Un legame che nasce dalla storia familiare
Il rapporto di Ornella Muti con la Russia affonda le proprie radici nella storia della sua famiglia.
La nonna materna dell’attrice era originaria di San Pietroburgo. Successivamente emigrò insieme al marito in Estonia, allora parte dell’Unione Sovietica, dove nacque la madre di Ornella Muti, la scultrice Ilse Renate Krause.
Un’origine che, secondo quanto raccontato dalla famiglia, ha mantenuto vivo negli anni il legame con la cultura e con il Paese.

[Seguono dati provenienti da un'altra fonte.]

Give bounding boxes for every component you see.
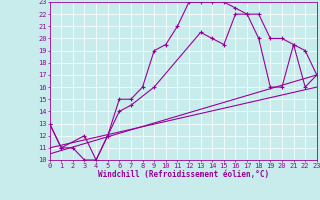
X-axis label: Windchill (Refroidissement éolien,°C): Windchill (Refroidissement éolien,°C) [98,170,269,179]
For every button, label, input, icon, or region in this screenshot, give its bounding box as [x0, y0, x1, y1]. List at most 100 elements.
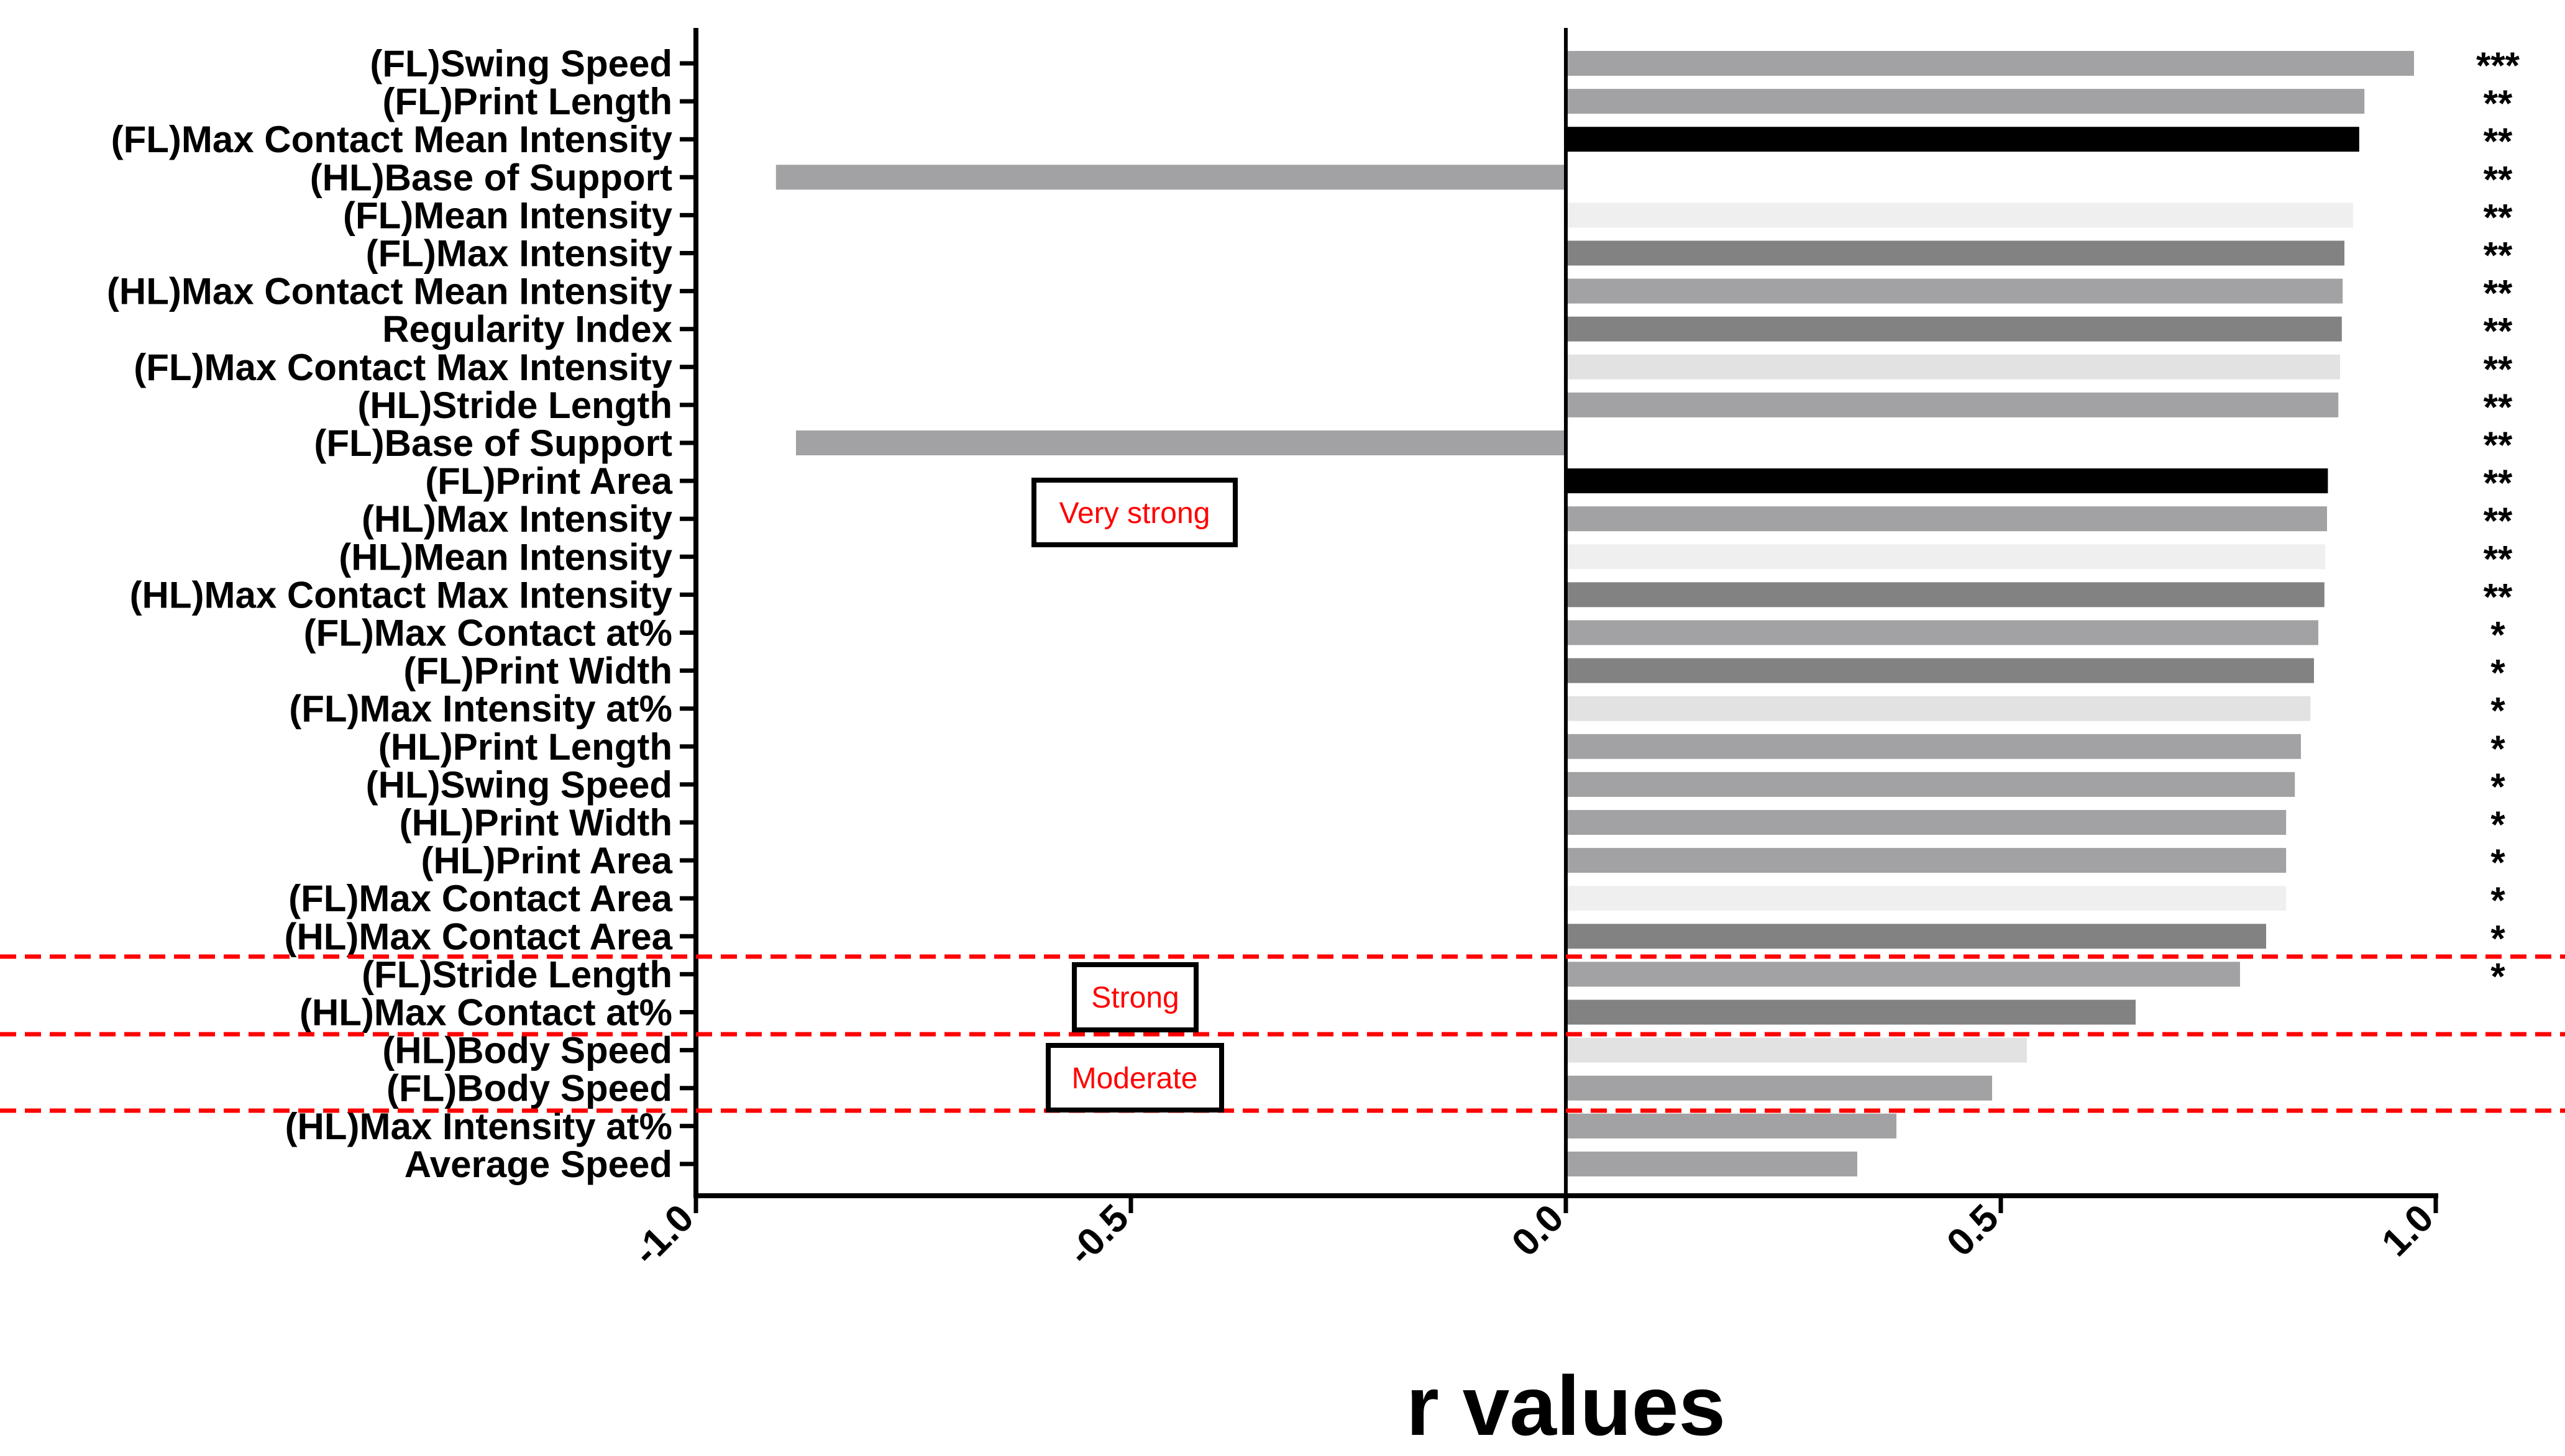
- significance-marker: **: [2484, 576, 2513, 617]
- strength-regions: Very strong Strong Moderate: [0, 478, 2565, 1113]
- significance-marker: *: [2490, 917, 2505, 959]
- bar: [1566, 392, 2339, 417]
- significance-marker: *: [2490, 955, 2505, 997]
- bar: [1566, 468, 2328, 494]
- bar: [1566, 582, 2325, 607]
- region-label: Strong: [1091, 981, 1179, 1014]
- bar: [1566, 51, 2414, 76]
- category-label: (FL)Print Area: [425, 460, 672, 502]
- bar: [1566, 620, 2318, 645]
- region-label-box: [1046, 1043, 1224, 1112]
- category-label: (FL)Max Contact Max Intensity: [134, 347, 672, 388]
- significance-marker: **: [2484, 196, 2513, 238]
- bar: [1566, 696, 2311, 721]
- bar: [1566, 89, 2365, 114]
- bar: [1566, 127, 2359, 152]
- x-tick-label: 1.0: [2374, 1196, 2442, 1265]
- category-label: (FL)Print Width: [403, 650, 672, 692]
- y-axis: (FL)Swing Speed(FL)Print Length(FL)Max C…: [107, 28, 698, 1196]
- significance-markers: ****************************************…: [2476, 45, 2520, 997]
- significance-marker: **: [2484, 311, 2513, 352]
- category-label: (HL)Stride Length: [357, 384, 672, 426]
- bar: [1566, 278, 2343, 304]
- x-tick-label: -0.5: [1060, 1196, 1137, 1273]
- bar: [1566, 506, 2327, 532]
- significance-marker: **: [2484, 235, 2513, 276]
- category-label: (FL)Stride Length: [362, 953, 672, 995]
- category-label: (HL)Base of Support: [310, 157, 672, 198]
- significance-marker: **: [2484, 500, 2513, 542]
- category-label: (HL)Swing Speed: [366, 764, 672, 806]
- significance-marker: **: [2484, 121, 2513, 162]
- category-label: (HL)Print Width: [400, 802, 672, 844]
- region-label-box: [1031, 478, 1238, 547]
- category-label: (FL)Max Intensity at%: [289, 688, 672, 730]
- significance-marker: *: [2490, 652, 2505, 694]
- category-label: (HL)Print Length: [378, 726, 672, 768]
- bar: [1566, 240, 2344, 266]
- bar: [1566, 999, 2136, 1025]
- category-label: (HL)Mean Intensity: [339, 536, 672, 578]
- bar: [1566, 202, 2353, 228]
- category-label: Regularity Index: [382, 309, 672, 350]
- category-label: (HL)Body Speed: [382, 1030, 672, 1072]
- significance-marker: *: [2490, 880, 2505, 921]
- category-label: (FL)Mean Intensity: [343, 194, 673, 236]
- category-label: (FL)Swing Speed: [370, 43, 672, 84]
- category-label: (HL)Print Area: [421, 840, 673, 881]
- bar: [1566, 810, 2287, 835]
- category-label: (HL)Max Contact Max Intensity: [130, 574, 673, 616]
- significance-marker: ***: [2476, 45, 2520, 86]
- bar: [1566, 1037, 2027, 1063]
- bar: [1566, 1075, 1992, 1101]
- significance-marker: **: [2484, 273, 2513, 314]
- bar: [1566, 1151, 1857, 1176]
- bar: [1566, 924, 2266, 949]
- bar: [796, 430, 1566, 455]
- x-axis-title: r values: [1406, 1358, 1726, 1453]
- category-label: (FL)Max Intensity: [366, 233, 673, 275]
- bar: [1566, 962, 2240, 987]
- category-label: (FL)Print Length: [382, 81, 672, 122]
- x-tick-label: -1.0: [625, 1196, 702, 1273]
- category-label: (HL)Max Contact Mean Intensity: [107, 271, 673, 312]
- bar: [1566, 848, 2287, 873]
- category-label: (FL)Max Contact Area: [288, 878, 672, 919]
- bar: [1566, 886, 2287, 911]
- bar: [1566, 354, 2340, 380]
- region-label: Very strong: [1059, 497, 1210, 530]
- category-label: (FL)Max Contact at%: [304, 612, 672, 654]
- significance-marker: *: [2490, 842, 2505, 883]
- category-label: (FL)Base of Support: [314, 422, 672, 464]
- category-label: (HL)Max Contact at%: [299, 992, 672, 1034]
- significance-marker: *: [2490, 690, 2505, 732]
- significance-marker: **: [2484, 462, 2513, 504]
- bar: [1566, 544, 2326, 570]
- significance-marker: **: [2484, 158, 2513, 200]
- bar: [1566, 658, 2314, 683]
- x-tick-label: 0.0: [1504, 1196, 1572, 1265]
- significance-marker: *: [2490, 728, 2505, 770]
- bar: [1566, 734, 2301, 759]
- significance-marker: **: [2484, 424, 2513, 466]
- significance-marker: *: [2490, 614, 2505, 656]
- region-label-box: [1072, 962, 1199, 1032]
- significance-marker: **: [2484, 83, 2513, 124]
- category-label: (FL)Body Speed: [386, 1068, 672, 1109]
- region-label: Moderate: [1072, 1062, 1198, 1095]
- category-label: (FL)Max Contact Mean Intensity: [111, 119, 673, 160]
- significance-marker: **: [2484, 348, 2513, 390]
- category-label: Average Speed: [405, 1144, 672, 1185]
- x-tick-label: 0.5: [1939, 1196, 2007, 1265]
- significance-marker: **: [2484, 386, 2513, 428]
- significance-marker: *: [2490, 766, 2505, 808]
- bar: [775, 165, 1566, 190]
- bar: [1566, 771, 2295, 797]
- bar: [1566, 1113, 1896, 1139]
- category-label: (HL)Max Contact Area: [284, 916, 672, 957]
- significance-marker: **: [2484, 538, 2513, 580]
- bars-group: [775, 51, 2414, 1176]
- significance-marker: *: [2490, 804, 2505, 845]
- category-label: (HL)Max Intensity: [362, 498, 673, 540]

“Molti italiani amano la Russia“
Nel corso dell’intervista, Naike Rivelli ha sottolineato che la decisione di richiedere la cittadinanza non avrebbe suscitato particolari critiche in Italia.
“Molti italiani amano la Russia, le persone che ci vivono e la cultura del Paese. Chi conosce la storia non dimentica ciò che è accaduto. Anche durante la pandemia di coronavirus i russi ci hanno sempre sostenuto”, ha affermato.
Secondo quanto riferito, né lei né la madre avrebbero ricevuto contestazioni per i frequenti viaggi effettuati in Russia o per la scelta di avviare la procedura di richiesta della cittadinanza.
Un rapporto che va oltre le origini
Negli anni Ornella Muti ha costruito un forte rapporto con il pubblico russo ed è considerata una delle attrici italiane più apprezzate nei Paesi dell’Europa orientale.
Il legame con la Russia, dunque, non si limita alle origini familiari, ma comprende anche un’importante dimensione culturale e professionale, consolidata attraverso numerose visite e iniziative nel Paese.
La richiesta della cittadinanza rappresenta ora un ulteriore passo in un rapporto che, secondo quanto dichiarato dalla stessa famiglia, è fondato su radici personali, amicizie e un profondo senso di appartenenza culturale.